You have been commended by your previous and current employers for being a people’s person and building strong working relationships. How important are social skills for a lawyer and how does one cultivate them?
Personally I am a typical military girl, which means I am used to forming relationships where ever I go. Add to it the fact that all through my seven years of legal education I dabbled with varied institutions and organisations thus leading to an overall understanding of different industries and professionals.
As a lawyer, I think social skills are extremely relevant if you want to grow out of your shell at a regular desk job! If you are looking to grow further up in the legal field or diversify later into varied sectors you need to socialise beyond the circle and form learning relationships with various professionals. It is important to go out of your comfort zone and interact with professionals in different fields, to have a childlike curiosity to learn something new and if there is one thing every human likes it is the opportunity to share knowledge. In my experience forming people relationships is an important component to grow as a professional and seeking out collaborators is useful in the long run. Whoever you meet through work should connect with you at a personal level too and that goes a long way in staying on as strong professional networks.
It is a common belief that working in the areas of human rights and policy research doesn’t pay well or at least as much as a law firm does. How true is that notion and how much of a hindrance is it for people joining this area of work?
Unfortunately the social impact sector does not have pay grades like law firms. This grim reality has led to keeping fresher level talent away from this sector. The growth in the sector takes place after the initial 4-5 years and “social work” “policy research work” haven’t picked up as mainstream skilled professions leading to much less people joining the sector. The other side of the coin is that the growth is phenomenal if you stay put for initial 3 years and learn the sector well enough. The sector requires nuanced expertise and once you have created a network for yourself and become a subject matter expert it doesn’t take much to grow from post to post.
What are your plans for the future? What advice would you give to the students reading this interview?
I intend to keep working in new subject areas and utilise my skills to work on solving varied social problems.

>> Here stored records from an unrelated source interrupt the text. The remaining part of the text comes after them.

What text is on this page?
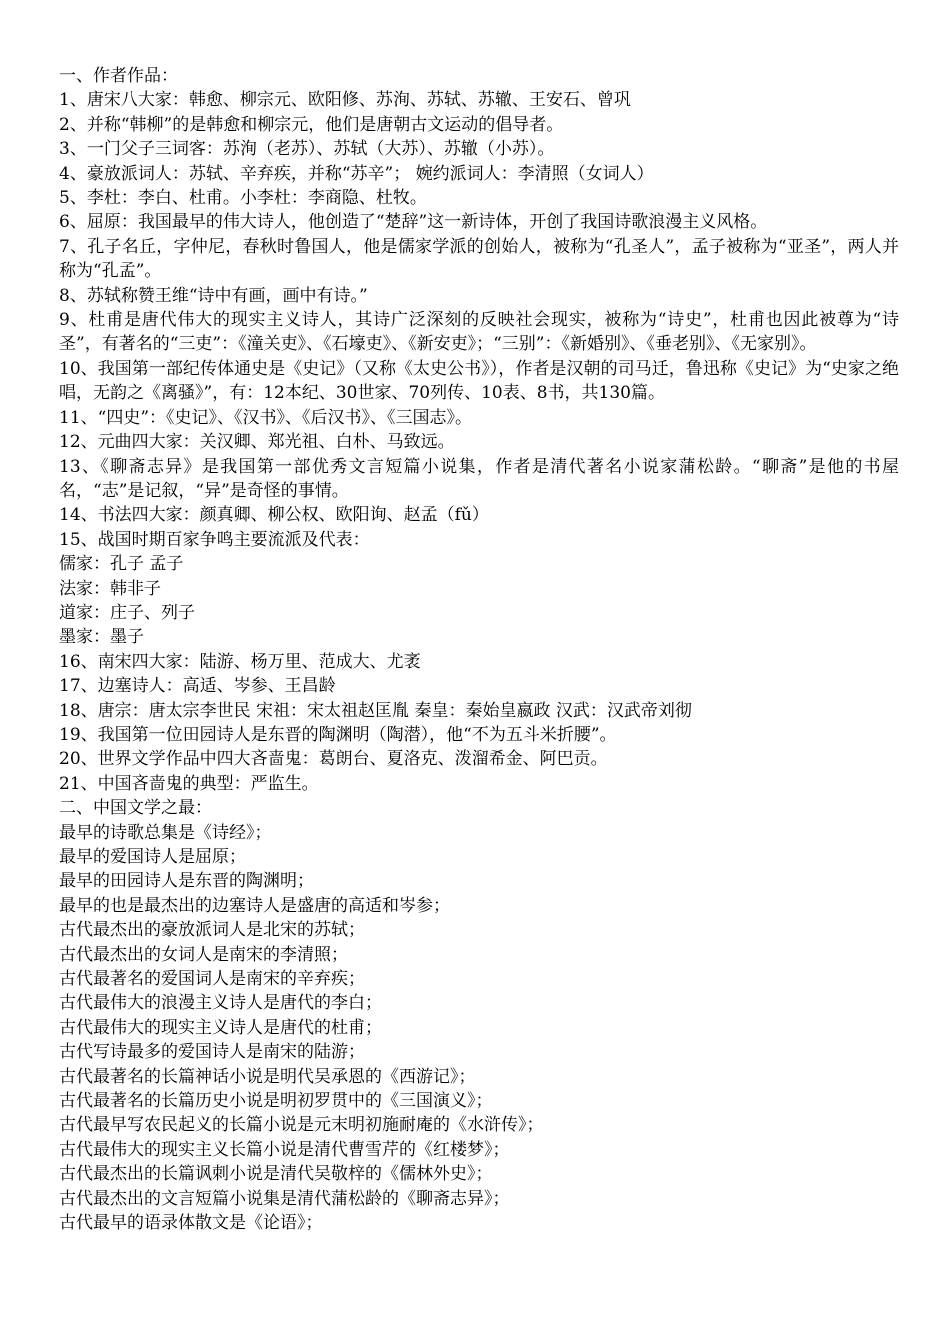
一、作者作品：

1、唐宋八大家：韩愈、柳宗元、欧阳修、苏洵、苏轼、苏辙、王安石、曾巩

2、并称“韩柳”的是韩愈和柳宗元，他们是唐朝古文运动的倡导者。

3、一门父子三词客：苏洵（老苏）、苏轼（大苏）、苏辙（小苏）。

4、豪放派词人：苏轼、辛弃疾，并称“苏辛”； 婉约派词人：李清照（女词人）

5、李杜：李白、杜甫。小李杜：李商隐、杜牧。

6、屈原：我国最早的伟大诗人，他创造了“楚辞”这一新诗体，开创了我国诗歌浪漫主义风格。

7、孔子名丘，字仲尼，春秋时鲁国人，他是儒家学派的创始人，被称为“孔圣人”，孟子被称为“亚圣”，两人并称为“孔孟”。

8、苏轼称赞王维“诗中有画，画中有诗。”

9、杜甫是唐代伟大的现实主义诗人，其诗广泛深刻的反映社会现实，被称为“诗史”，杜甫也因此被尊为“诗圣”，有著名的“三吏”：《潼关吏》、《石壕吏》、《新安吏》；“三别”：《新婚别》、《垂老别》、《无家别》。

10、我国第一部纪传体通史是《史记》（又称《太史公书》），作者是汉朝的司马迁，鲁迅称《史记》为“史家之绝唱，无韵之《离骚》”，有：12本纪、30世家、70列传、10表、8书，共130篇。

11、“四史”：《史记》、《汉书》、《后汉书》、《三国志》。

12、元曲四大家：关汉卿、郑光祖、白朴、马致远。

13、《聊斋志异》是我国第一部优秀文言短篇小说集，作者是清代著名小说家蒲松龄。“聊斋”是他的书屋名，“志”是记叙，“异”是奇怪的事情。

14、书法四大家：颜真卿、柳公权、欧阳询、赵孟（fǔ）

15、战国时期百家争鸣主要流派及代表：

儒家：孔子 孟子

法家：韩非子

道家：庄子、列子

墨家：墨子

16、南宋四大家：陆游、杨万里、范成大、尤袤

17、边塞诗人：高适、岑参、王昌龄

18、唐宗：唐太宗李世民 宋祖：宋太祖赵匡胤 秦皇：秦始皇嬴政 汉武：汉武帝刘彻

19、我国第一位田园诗人是东晋的陶渊明（陶潜），他“不为五斗米折腰”。

20、世界文学作品中四大吝啬鬼：葛朗台、夏洛克、泼溜希金、阿巴贡。

21、中国吝啬鬼的典型：严监生。

二、中国文学之最：

最早的诗歌总集是《诗经》；

最早的爱国诗人是屈原；

最早的田园诗人是东晋的陶渊明；

最早的也是最杰出的边塞诗人是盛唐的高适和岑参；

古代最杰出的豪放派词人是北宋的苏轼；

古代最杰出的女词人是南宋的李清照；

古代最著名的爱国词人是南宋的辛弃疾；

古代最伟大的浪漫主义诗人是唐代的李白；

古代最伟大的现实主义诗人是唐代的杜甫；

古代写诗最多的爱国诗人是南宋的陆游；

古代最著名的长篇神话小说是明代吴承恩的《西游记》；

古代最著名的长篇历史小说是明初罗贯中的《三国演义》；

古代最早写农民起义的长篇小说是元末明初施耐庵的《水浒传》；

古代最伟大的现实主义长篇小说是清代曹雪芹的《红楼梦》；

古代最杰出的长篇讽刺小说是清代吴敬梓的《儒林外史》；

古代最杰出的文言短篇小说集是清代蒲松龄的《聊斋志异》；

古代最早的语录体散文是《论语》；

I would hate to stay put in a specific area and therefore I see myself drifting from education to technology to urban development challenges to art and literature as forms of ending violence. The variety in the subject matter keeps me excited and thus will move from one project to another keeping my insane urge to travel also satisfied.
I would say to the students that: Don’t restrict yourself to one particular field of study just because you entered a particular sector. Figure out for yourself what excites you the most and then pursue that ambition with or without law. There are amazing opportunities that exist outside the framework and as a lawyer you are already well equipped to be a rockstar in most of the nuanced sectors! Pursue a particular field because that is what inspires you every day otherwise you will just end up being another lawyer in the country!